Malate metabolism in Hoya carnosa mitochondria and its role in photosynthesis during CAM phase III.

This study investigated the respiratory properties and the role of the mitochondria isolated from one phosphoenolpyruvate carboxykinase (PCK)-CAM plant, Hoya carnosa, in malate metabolism during CAM phase III. The mitochondria showed high malate dehydrogenase (mMDH) and aspartate amino transferase (mAST), and a significant amount of malic enzyme (mME) activities. H. carnosa readily oxidized malate via mME and mMDH in the presence of some cofactors such as thiamine pyrophosphate (TPP), coenzyme A (CoA) or NAD(+). A high respiration rate of malate oxidation was observed at pH 7.2 with NAD(+) and glutamate (Glu). Providing AST and Glu simultaneously into the respiratory medium strongly increased the rates of malate oxidation, and this oxidation was gradually inhibited by an inhibitor of alpha-ketoglutarate (alpha-KG) carrier, pyridoxal-5'-phosphate (PLP). The mitochondria readily oxidized aspartate (Asp) or alpha-KG individually with low rates, while they oxidized Asp and alpha-KG simultaneously with high rates, and this simultaneous oxidation was also inhibited by PLP. By measuring the capacity of the mitochondrial shuttle, it was found that the OAA produced via mMDH seemed not to be transported outside the mitochondria, but mAST interconverted OAA and Glu to Asp and alpha-KG, respectively, and exported them out via a malate-aspartate (malate-Asp) shuttle. The data in this research suggest that during phase III of PCK-CAM, H. carnosa mitochondria oxidized malate via both mME and the mMDH systems depending on metabolic requirements. However, malate metabolism by the mMDH system did not operate via a malate-OAA shuttle similarly to Ananas comosus mitochondria, but it operated via a malate-Asp shuttle similarly to Kalanchoë daigremontiana mitochondria.

Respiratory properties and malate metabolism in Percoll-purified mitochondria isolated from pineapple, Ananas comosus (L.) Merr. cv. smooth cayenne.

An investigation was made of the respiratory properties and the role of the mitochondria isolated from one phosphoenolpyruvate carboxykinase (PCK)-CAM plant Ananas comosus (pineapple) in malate metabolism during CAM phase III. Pineapple mitochondria showed very high malate dehydrogenase (MDH), and low malic enzyme (ME) and glutamate-oxaloacetate transaminase (GOT) activities. The mitochondria readily oxidized succinate and NADH with high rates and coupling, while they only oxidized NADPH in the presence of Ca(2+). Pineapple mitochondria oxidized malate with low rates under most assay conditions, despite increasing malate concentrations, optimizing pH, providing cofactors such as coenzyme A, thiamine pyrophosphate, and NAD(+), and supplying individually external glutamate or GOT. However, providing glutamate and GOT simultaneously strongly increased the rates of malate oxidation.
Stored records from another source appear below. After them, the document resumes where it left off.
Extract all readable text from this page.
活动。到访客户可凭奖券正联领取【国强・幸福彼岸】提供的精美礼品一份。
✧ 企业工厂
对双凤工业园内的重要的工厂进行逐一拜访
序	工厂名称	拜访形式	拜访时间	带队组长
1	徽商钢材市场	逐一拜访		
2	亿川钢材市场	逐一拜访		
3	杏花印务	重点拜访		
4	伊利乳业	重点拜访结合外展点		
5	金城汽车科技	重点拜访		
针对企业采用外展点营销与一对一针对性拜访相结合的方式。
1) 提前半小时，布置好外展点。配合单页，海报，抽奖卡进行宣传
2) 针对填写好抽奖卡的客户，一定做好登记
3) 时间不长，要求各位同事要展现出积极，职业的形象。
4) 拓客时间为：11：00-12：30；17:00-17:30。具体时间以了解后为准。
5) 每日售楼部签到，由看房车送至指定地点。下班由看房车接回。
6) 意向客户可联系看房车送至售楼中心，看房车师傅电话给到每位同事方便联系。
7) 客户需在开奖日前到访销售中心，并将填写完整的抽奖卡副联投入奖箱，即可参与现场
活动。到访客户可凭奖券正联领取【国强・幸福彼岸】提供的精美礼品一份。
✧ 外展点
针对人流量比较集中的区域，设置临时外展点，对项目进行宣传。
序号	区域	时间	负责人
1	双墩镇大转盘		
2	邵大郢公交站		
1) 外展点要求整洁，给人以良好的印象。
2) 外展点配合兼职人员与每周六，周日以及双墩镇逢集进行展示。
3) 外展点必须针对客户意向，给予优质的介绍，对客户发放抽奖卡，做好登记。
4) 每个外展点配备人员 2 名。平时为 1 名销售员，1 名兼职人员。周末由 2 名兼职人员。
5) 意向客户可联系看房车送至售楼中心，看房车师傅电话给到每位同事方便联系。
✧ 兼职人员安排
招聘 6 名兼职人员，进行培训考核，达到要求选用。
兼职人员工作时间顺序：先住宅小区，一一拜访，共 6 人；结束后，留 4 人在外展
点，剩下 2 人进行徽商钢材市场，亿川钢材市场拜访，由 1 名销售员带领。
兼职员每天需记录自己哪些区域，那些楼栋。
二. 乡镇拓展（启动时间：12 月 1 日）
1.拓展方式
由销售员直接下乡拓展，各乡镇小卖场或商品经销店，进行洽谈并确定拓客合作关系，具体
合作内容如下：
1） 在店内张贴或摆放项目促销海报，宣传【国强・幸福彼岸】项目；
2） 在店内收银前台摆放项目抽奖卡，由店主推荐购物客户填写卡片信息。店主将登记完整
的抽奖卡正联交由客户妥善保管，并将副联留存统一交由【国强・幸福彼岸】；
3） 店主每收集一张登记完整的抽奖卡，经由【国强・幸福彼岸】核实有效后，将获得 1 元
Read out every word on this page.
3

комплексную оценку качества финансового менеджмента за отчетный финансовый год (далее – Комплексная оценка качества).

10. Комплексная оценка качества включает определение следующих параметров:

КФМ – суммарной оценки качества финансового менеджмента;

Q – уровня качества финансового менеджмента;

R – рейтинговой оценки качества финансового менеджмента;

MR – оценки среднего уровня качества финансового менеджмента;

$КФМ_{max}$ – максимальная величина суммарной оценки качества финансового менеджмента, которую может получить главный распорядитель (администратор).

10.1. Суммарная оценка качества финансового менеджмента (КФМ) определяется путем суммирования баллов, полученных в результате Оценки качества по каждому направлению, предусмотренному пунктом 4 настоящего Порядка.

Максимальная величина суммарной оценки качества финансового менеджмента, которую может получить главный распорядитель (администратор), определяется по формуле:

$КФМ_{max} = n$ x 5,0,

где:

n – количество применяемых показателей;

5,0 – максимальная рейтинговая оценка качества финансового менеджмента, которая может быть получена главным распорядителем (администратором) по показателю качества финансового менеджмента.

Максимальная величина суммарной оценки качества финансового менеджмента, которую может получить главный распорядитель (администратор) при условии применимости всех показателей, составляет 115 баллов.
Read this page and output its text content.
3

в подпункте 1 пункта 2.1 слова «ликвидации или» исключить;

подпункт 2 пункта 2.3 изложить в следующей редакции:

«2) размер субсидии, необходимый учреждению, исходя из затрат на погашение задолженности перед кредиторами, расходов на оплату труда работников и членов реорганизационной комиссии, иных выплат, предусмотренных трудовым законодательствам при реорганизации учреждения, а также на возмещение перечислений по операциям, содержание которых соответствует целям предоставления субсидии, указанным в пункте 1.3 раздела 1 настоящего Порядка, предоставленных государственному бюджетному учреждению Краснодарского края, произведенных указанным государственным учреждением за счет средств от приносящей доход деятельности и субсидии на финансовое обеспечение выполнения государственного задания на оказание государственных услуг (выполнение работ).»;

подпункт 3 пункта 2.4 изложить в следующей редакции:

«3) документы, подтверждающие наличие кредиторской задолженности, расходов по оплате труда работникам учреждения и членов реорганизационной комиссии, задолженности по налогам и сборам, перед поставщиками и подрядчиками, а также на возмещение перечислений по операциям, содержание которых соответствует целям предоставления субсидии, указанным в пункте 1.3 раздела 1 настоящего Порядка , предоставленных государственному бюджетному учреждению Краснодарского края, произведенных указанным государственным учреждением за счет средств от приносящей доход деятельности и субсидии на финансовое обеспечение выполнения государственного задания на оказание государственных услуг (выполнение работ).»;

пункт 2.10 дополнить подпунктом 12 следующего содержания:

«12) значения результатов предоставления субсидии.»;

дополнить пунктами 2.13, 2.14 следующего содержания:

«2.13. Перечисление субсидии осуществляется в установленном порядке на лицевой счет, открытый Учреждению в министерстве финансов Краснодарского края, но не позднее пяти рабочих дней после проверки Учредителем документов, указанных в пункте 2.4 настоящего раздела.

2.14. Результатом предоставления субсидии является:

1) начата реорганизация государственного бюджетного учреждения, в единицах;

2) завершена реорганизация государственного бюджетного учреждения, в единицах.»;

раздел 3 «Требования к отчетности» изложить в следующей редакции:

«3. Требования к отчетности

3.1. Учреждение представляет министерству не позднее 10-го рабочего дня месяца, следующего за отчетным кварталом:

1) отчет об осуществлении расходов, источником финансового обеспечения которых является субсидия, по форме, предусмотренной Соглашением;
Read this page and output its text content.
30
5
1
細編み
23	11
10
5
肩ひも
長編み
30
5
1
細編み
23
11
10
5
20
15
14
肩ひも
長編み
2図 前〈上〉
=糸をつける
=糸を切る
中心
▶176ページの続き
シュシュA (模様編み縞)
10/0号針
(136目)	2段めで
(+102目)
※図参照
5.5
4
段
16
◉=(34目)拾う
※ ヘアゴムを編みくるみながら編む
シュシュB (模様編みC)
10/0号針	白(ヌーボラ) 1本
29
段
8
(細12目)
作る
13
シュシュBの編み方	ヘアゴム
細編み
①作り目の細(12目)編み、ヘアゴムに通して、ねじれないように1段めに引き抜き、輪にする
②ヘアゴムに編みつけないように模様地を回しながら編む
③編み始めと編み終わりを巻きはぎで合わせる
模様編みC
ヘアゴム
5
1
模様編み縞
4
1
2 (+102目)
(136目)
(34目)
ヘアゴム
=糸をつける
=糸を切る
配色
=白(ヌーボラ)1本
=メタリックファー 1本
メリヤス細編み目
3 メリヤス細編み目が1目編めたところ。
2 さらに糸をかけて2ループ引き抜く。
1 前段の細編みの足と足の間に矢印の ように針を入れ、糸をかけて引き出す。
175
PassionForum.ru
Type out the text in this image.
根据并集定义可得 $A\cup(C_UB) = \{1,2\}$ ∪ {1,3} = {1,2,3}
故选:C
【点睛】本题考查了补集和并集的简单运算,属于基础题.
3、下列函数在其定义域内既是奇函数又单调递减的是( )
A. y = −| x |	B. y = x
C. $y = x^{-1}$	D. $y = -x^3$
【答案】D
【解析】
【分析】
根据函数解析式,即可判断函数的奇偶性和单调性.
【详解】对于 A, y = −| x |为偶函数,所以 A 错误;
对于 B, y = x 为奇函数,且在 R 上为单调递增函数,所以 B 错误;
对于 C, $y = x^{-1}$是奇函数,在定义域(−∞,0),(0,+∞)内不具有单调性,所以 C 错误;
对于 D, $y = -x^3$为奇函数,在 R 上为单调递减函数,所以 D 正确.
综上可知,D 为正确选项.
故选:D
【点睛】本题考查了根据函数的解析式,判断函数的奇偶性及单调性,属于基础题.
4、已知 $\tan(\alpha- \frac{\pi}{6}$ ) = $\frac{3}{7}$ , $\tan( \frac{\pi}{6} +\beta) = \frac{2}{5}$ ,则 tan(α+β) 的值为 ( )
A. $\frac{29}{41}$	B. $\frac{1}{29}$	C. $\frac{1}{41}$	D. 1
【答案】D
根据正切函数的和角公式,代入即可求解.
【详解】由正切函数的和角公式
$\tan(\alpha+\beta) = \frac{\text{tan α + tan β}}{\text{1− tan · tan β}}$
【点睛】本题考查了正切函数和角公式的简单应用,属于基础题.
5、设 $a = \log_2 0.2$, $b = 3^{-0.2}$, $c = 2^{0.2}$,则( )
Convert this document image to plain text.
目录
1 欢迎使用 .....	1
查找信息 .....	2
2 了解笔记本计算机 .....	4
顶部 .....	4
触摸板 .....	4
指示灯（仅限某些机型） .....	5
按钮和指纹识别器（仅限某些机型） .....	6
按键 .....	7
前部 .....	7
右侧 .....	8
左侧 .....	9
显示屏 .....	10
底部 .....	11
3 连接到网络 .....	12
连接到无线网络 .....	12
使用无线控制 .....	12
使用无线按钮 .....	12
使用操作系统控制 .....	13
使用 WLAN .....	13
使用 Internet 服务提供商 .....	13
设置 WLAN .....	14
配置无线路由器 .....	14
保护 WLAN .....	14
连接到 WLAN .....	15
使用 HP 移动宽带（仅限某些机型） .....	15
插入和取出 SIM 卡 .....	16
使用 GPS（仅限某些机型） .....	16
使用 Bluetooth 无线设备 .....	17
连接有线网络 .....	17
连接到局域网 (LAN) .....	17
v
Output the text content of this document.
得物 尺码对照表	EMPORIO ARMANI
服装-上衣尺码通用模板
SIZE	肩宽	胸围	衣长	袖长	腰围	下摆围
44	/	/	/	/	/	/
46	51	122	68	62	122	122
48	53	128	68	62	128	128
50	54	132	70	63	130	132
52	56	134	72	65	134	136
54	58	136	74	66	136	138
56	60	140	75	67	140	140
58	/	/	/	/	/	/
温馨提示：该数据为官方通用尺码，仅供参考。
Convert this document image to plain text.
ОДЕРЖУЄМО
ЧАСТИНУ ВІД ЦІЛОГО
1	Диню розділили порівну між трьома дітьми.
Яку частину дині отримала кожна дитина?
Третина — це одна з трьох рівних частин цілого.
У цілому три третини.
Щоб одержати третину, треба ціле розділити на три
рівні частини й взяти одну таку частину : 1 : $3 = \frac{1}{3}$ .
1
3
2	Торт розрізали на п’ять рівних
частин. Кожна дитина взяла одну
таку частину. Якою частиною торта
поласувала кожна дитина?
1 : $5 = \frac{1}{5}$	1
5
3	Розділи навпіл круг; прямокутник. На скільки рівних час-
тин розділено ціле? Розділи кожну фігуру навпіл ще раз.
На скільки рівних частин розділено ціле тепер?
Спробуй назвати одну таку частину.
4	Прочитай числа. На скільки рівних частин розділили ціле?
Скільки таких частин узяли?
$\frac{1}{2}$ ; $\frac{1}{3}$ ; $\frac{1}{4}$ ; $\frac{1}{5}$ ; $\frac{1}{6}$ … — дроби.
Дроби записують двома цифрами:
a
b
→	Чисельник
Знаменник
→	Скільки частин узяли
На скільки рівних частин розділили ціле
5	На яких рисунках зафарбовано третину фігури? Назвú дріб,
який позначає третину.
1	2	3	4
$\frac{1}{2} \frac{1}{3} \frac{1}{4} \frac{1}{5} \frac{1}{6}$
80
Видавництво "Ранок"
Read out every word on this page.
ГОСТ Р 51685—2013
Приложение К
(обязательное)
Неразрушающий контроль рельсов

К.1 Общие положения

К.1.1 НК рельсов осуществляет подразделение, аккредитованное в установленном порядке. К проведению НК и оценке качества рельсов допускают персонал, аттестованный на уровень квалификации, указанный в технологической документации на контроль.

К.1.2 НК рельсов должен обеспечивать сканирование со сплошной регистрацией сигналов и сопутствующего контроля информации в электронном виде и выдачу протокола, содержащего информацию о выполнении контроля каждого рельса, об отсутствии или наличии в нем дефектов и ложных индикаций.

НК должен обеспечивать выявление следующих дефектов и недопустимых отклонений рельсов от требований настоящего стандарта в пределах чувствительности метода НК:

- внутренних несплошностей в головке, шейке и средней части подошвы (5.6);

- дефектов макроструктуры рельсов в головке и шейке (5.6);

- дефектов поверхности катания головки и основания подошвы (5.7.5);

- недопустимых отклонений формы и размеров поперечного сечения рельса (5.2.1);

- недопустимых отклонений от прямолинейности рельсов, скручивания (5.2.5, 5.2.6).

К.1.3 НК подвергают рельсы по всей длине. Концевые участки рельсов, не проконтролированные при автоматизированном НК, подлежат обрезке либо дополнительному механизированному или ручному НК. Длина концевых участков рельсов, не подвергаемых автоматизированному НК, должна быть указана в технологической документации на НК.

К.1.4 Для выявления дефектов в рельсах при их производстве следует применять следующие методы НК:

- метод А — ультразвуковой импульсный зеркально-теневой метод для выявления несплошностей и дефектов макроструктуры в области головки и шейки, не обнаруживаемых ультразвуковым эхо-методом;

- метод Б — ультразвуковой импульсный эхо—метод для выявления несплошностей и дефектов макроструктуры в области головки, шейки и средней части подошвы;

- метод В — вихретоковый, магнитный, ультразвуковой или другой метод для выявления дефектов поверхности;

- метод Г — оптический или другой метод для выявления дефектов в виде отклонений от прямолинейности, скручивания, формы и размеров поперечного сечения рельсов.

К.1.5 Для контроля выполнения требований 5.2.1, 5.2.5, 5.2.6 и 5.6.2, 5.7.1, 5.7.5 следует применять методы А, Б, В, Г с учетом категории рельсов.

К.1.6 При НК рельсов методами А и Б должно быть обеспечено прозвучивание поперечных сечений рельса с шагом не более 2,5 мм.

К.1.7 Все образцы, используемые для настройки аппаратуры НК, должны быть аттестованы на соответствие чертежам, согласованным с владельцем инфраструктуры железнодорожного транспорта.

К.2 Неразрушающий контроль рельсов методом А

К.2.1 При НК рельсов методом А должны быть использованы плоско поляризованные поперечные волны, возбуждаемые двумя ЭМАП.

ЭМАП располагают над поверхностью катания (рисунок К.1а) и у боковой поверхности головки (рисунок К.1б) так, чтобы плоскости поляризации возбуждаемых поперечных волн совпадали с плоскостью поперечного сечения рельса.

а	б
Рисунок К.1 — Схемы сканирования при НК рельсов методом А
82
The OAA easily permeated the mitochondrial membranes to import into or export out of pineapple mitochondria during malate oxidation, but the mitochondria did not consume external Asp or alpha-KG. These results suggest that OAA played a significant role in the mitochondrial malate metabolism of pineapple, in which malate was mainly oxidized by active mMDH to produce OAA which could be exported outside the mitochondria via a malate-OAA shuttle. Cytosolic GOT then consumed OAA by transamination in the presence of glutamate, leading to a large increase in respiration rates. The malate-OAA shuttle might operate as a supporting system for decarboxylation in phase III of PCK-CAM pineapple. This shuttle system may be important in pineapple to provide a source of energy and substrate OAA for cytosolic PCK activity during the day when cytosolic OAA and ATP was limited for the overall decarboxylation process.